Dans une déclaration commune présentée à New York, ces pays estiment que les mesures engagées pourraient constituer une violation du droit international, notamment en raison de leur impact sur la situation territoriale et démographique du territoire palestinien occupé.
Une déclaration internationale inhabituelle
Le texte, soutenu par plusieurs puissances diplomatiques ainsi que par l’Union européenne, appelle Israël à annuler toute décision unilatérale susceptible de modifier le statut des territoires concernés.
Selon les signataires, ces actions risquent de compromettre davantage les efforts diplomatiques visant à relancer une solution négociée entre Israéliens et Palestiniens.

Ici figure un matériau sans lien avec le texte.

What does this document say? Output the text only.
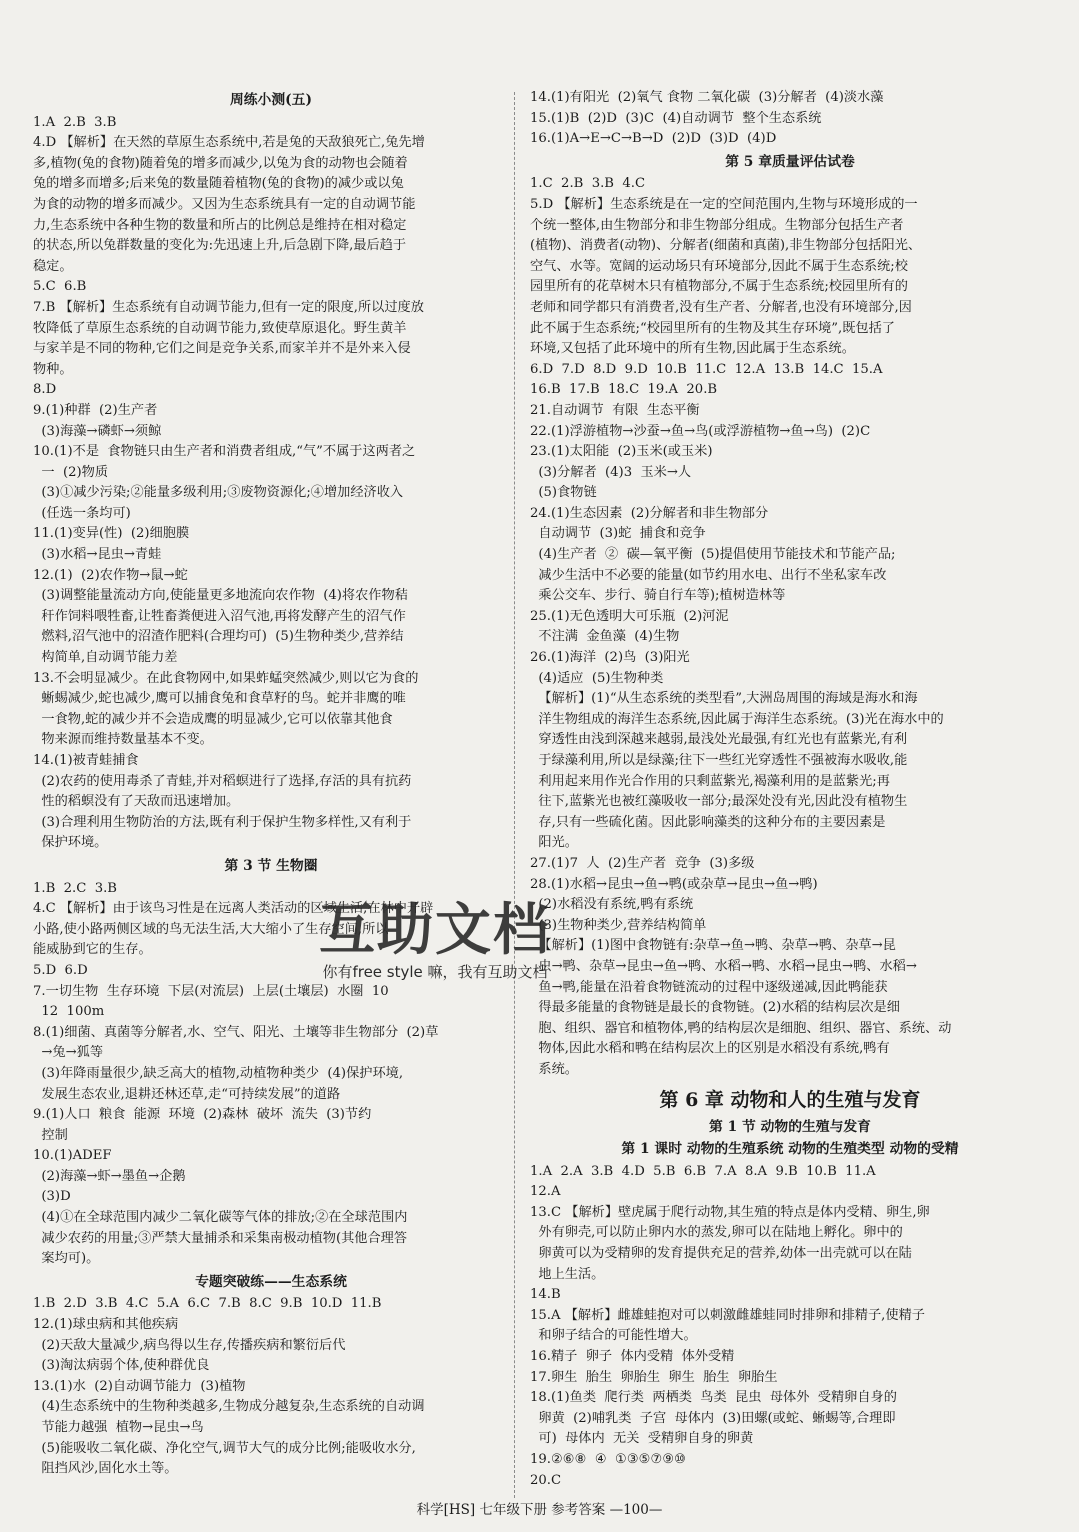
周练小测(五)
1.A  2.B  3.B
4.D 【解析】在天然的草原生态系统中,若是兔的天敌狼死亡,兔先增
多,植物(兔的食物)随着兔的增多而减少,以兔为食的动物也会随着
兔的增多而增多;后来兔的数量随着植物(兔的食物)的减少或以兔
为食的动物的增多而减少。又因为生态系统具有一定的自动调节能
力,生态系统中各种生物的数量和所占的比例总是维持在相对稳定
的状态,所以兔群数量的变化为:先迅速上升,后急剧下降,最后趋于
稳定。
5.C  6.B
7.B 【解析】生态系统有自动调节能力,但有一定的限度,所以过度放
牧降低了草原生态系统的自动调节能力,致使草原退化。野生黄羊
与家羊是不同的物种,它们之间是竞争关系,而家羊并不是外来入侵
物种。
8.D
9.(1)种群  (2)生产者
(3)海藻→磷虾→须鲸
10.(1)不是  食物链只由生产者和消费者组成,“气”不属于这两者之
一  (2)物质
(3)①减少污染;②能量多级利用;③废物资源化;④增加经济收入
(任选一条均可)
11.(1)变异(性)  (2)细胞膜
(3)水稻→昆虫→青蛙
12.(1)  (2)农作物→鼠→蛇
(3)调整能量流动方向,使能量更多地流向农作物  (4)将农作物秸
秆作饲料喂牲畜,让牲畜粪便进入沼气池,再将发酵产生的沼气作
燃料,沼气池中的沼渣作肥料(合理均可)  (5)生物种类少,营养结
构简单,自动调节能力差
13.不会明显减少。在此食物网中,如果蚱蜢突然减少,则以它为食的
蜥蜴减少,蛇也减少,鹰可以捕食兔和食草籽的鸟。蛇并非鹰的唯
一食物,蛇的减少并不会造成鹰的明显减少,它可以依靠其他食
物来源而维持数量基本不变。
14.(1)被青蛙捕食
(2)农药的使用毒杀了青蛙,并对稻螟进行了选择,存活的具有抗药
性的稻螟没有了天敌而迅速增加。
(3)合理利用生物防治的方法,既有利于保护生物多样性,又有利于
保护环境。
第 3 节 生物圈
1.B  2.C  3.B
4.C 【解析】由于该鸟习性是在远离人类活动的区域生活,在林中开辟
小路,使小路两侧区域的鸟无法生活,大大缩小了生存空间,所以
能威胁到它的生存。
5.D  6.D
7.一切生物  生存环境  下层(对流层)  上层(土壤层)  水圈  10
12  100m
8.(1)细菌、真菌等分解者,水、空气、阳光、土壤等非生物部分  (2)草
→兔→狐等
(3)年降雨量很少,缺乏高大的植物,动植物种类少  (4)保护环境,
发展生态农业,退耕还林还草,走“可持续发展”的道路
9.(1)人口  粮食  能源  环境  (2)森林  破坏  流失  (3)节约
控制
10.(1)ADEF
(2)海藻→虾→墨鱼→企鹅
(3)D
(4)①在全球范围内减少二氧化碳等气体的排放;②在全球范围内
减少农药的用量;③严禁大量捕杀和采集南极动植物(其他合理答
案均可)。
专题突破练——生态系统
1.B  2.D  3.B  4.C  5.A  6.C  7.B  8.C  9.B  10.D  11.B
12.(1)球虫病和其他疾病
(2)天敌大量减少,病鸟得以生存,传播疾病和繁衍后代
(3)淘汰病弱个体,使种群优良
13.(1)水  (2)自动调节能力  (3)植物
(4)生态系统中的生物种类越多,生物成分越复杂,生态系统的自动调
节能力越强  植物→昆虫→鸟
(5)能吸收二氧化碳、净化空气,调节大气的成分比例;能吸收水分,
阻挡风沙,固化水土等。
14.(1)有阳光  (2)氧气 食物 二氧化碳  (3)分解者  (4)淡水藻
15.(1)B  (2)D  (3)C  (4)自动调节  整个生态系统
16.(1)A→E→C→B→D  (2)D  (3)D  (4)D
第 5 章质量评估试卷
1.C  2.B  3.B  4.C
5.D 【解析】生态系统是在一定的空间范围内,生物与环境形成的一
个统一整体,由生物部分和非生物部分组成。生物部分包括生产者
(植物)、消费者(动物)、分解者(细菌和真菌),非生物部分包括阳光、
空气、水等。宽阔的运动场只有环境部分,因此不属于生态系统;校
园里所有的花草树木只有植物部分,不属于生态系统;校园里所有的
老师和同学都只有消费者,没有生产者、分解者,也没有环境部分,因
此不属于生态系统;“校园里所有的生物及其生存环境”,既包括了
环境,又包括了此环境中的所有生物,因此属于生态系统。
6.D  7.D  8.D  9.D  10.B  11.C  12.A  13.B  14.C  15.A
16.B  17.B  18.C  19.A  20.B
21.自动调节  有限  生态平衡
22.(1)浮游植物→沙蚕→鱼→鸟(或浮游植物→鱼→鸟)  (2)C
23.(1)太阳能  (2)玉米(或玉米)
(3)分解者  (4)3  玉米→人
(5)食物链
24.(1)生态因素  (2)分解者和非生物部分
自动调节  (3)蛇  捕食和竞争
(4)生产者  ②  碳—氧平衡  (5)提倡使用节能技术和节能产品;
减少生活中不必要的能量(如节约用水电、出行不坐私家车改
乘公交车、步行、骑自行车等);植树造林等
25.(1)无色透明大可乐瓶  (2)河泥
不注满  金鱼藻  (4)生物
26.(1)海洋  (2)鸟  (3)阳光
(4)适应  (5)生物种类
【解析】(1)“从生态系统的类型看”,大洲岛周围的海域是海水和海
洋生物组成的海洋生态系统,因此属于海洋生态系统。(3)光在海水中的
穿透性由浅到深越来越弱,最浅处光最强,有红光也有蓝紫光,有利
于绿藻利用,所以是绿藻;往下一些红光穿透性不强被海水吸收,能
利用起来用作光合作用的只剩蓝紫光,褐藻利用的是蓝紫光;再
往下,蓝紫光也被红藻吸收一部分;最深处没有光,因此没有植物生
存,只有一些硫化菌。因此影响藻类的这种分布的主要因素是
阳光。
27.(1)7  人  (2)生产者  竞争  (3)多级
28.(1)水稻→昆虫→鱼→鸭(或杂草→昆虫→鱼→鸭)
(2)水稻没有系统,鸭有系统
(3)生物种类少,营养结构简单
【解析】(1)图中食物链有:杂草→鱼→鸭、杂草→鸭、杂草→昆
虫→鸭、杂草→昆虫→鱼→鸭、水稻→鸭、水稻→昆虫→鸭、水稻→
鱼→鸭,能量在沿着食物链流动的过程中逐级递减,因此鸭能获
得最多能量的食物链是最长的食物链。(2)水稻的结构层次是细
胞、组织、器官和植物体,鸭的结构层次是细胞、组织、器官、系统、动
物体,因此水稻和鸭在结构层次上的区别是水稻没有系统,鸭有
系统。
第 6 章 动物和人的生殖与发育
第 1 节 动物的生殖与发育
第 1 课时 动物的生殖系统 动物的生殖类型 动物的受精
1.A  2.A  3.B  4.D  5.B  6.B  7.A  8.A  9.B  10.B  11.A
12.A
13.C 【解析】壁虎属于爬行动物,其生殖的特点是体内受精、卵生,卵
外有卵壳,可以防止卵内水的蒸发,卵可以在陆地上孵化。卵中的
卵黄可以为受精卵的发育提供充足的营养,幼体一出壳就可以在陆
地上生活。
14.B
15.A 【解析】雌雄蛙抱对可以刺激雌雄蛙同时排卵和排精子,使精子
和卵子结合的可能性增大。
16.精子  卵子  体内受精  体外受精
17.卵生  胎生  卵胎生  卵生  胎生  卵胎生
18.(1)鱼类  爬行类  两栖类  鸟类  昆虫  母体外  受精卵自身的
卵黄  (2)哺乳类  子宫  母体内  (3)田螺(或蛇、蜥蜴等,合理即
可)  母体内  无关  受精卵自身的卵黄
19.②⑥⑧  ④  ①③⑤⑦⑨⑩
20.C
互助文档
你有free style 嘛，我有互助文档
科学[HS] 七年级下册 参考答案 —100—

Jérusalem-Est au cœur des inquiétudes
La déclaration évoque également la situation de Jérusalem-Est, dont le statut reste l’un des points les plus sensibles du conflit. Plusieurs gouvernements considèrent que toute modification territoriale pourrait rendre encore plus difficile la mise en place d’une solution à deux États.
Une nouvelle étape dans les tensions diplomatiques
Parmi les mesures critiquées figure un processus d’enregistrement des terres en Cisjordanie, interprété par certains observateurs comme une étape vers une intégration progressive de certaines zones sous administration israélienne.
Cette déclaration intervient dans un contexte régional déjà fragile et relance les débats sur le respect du droit international ainsi que sur l’avenir du processus de paix au Moyen-Orient.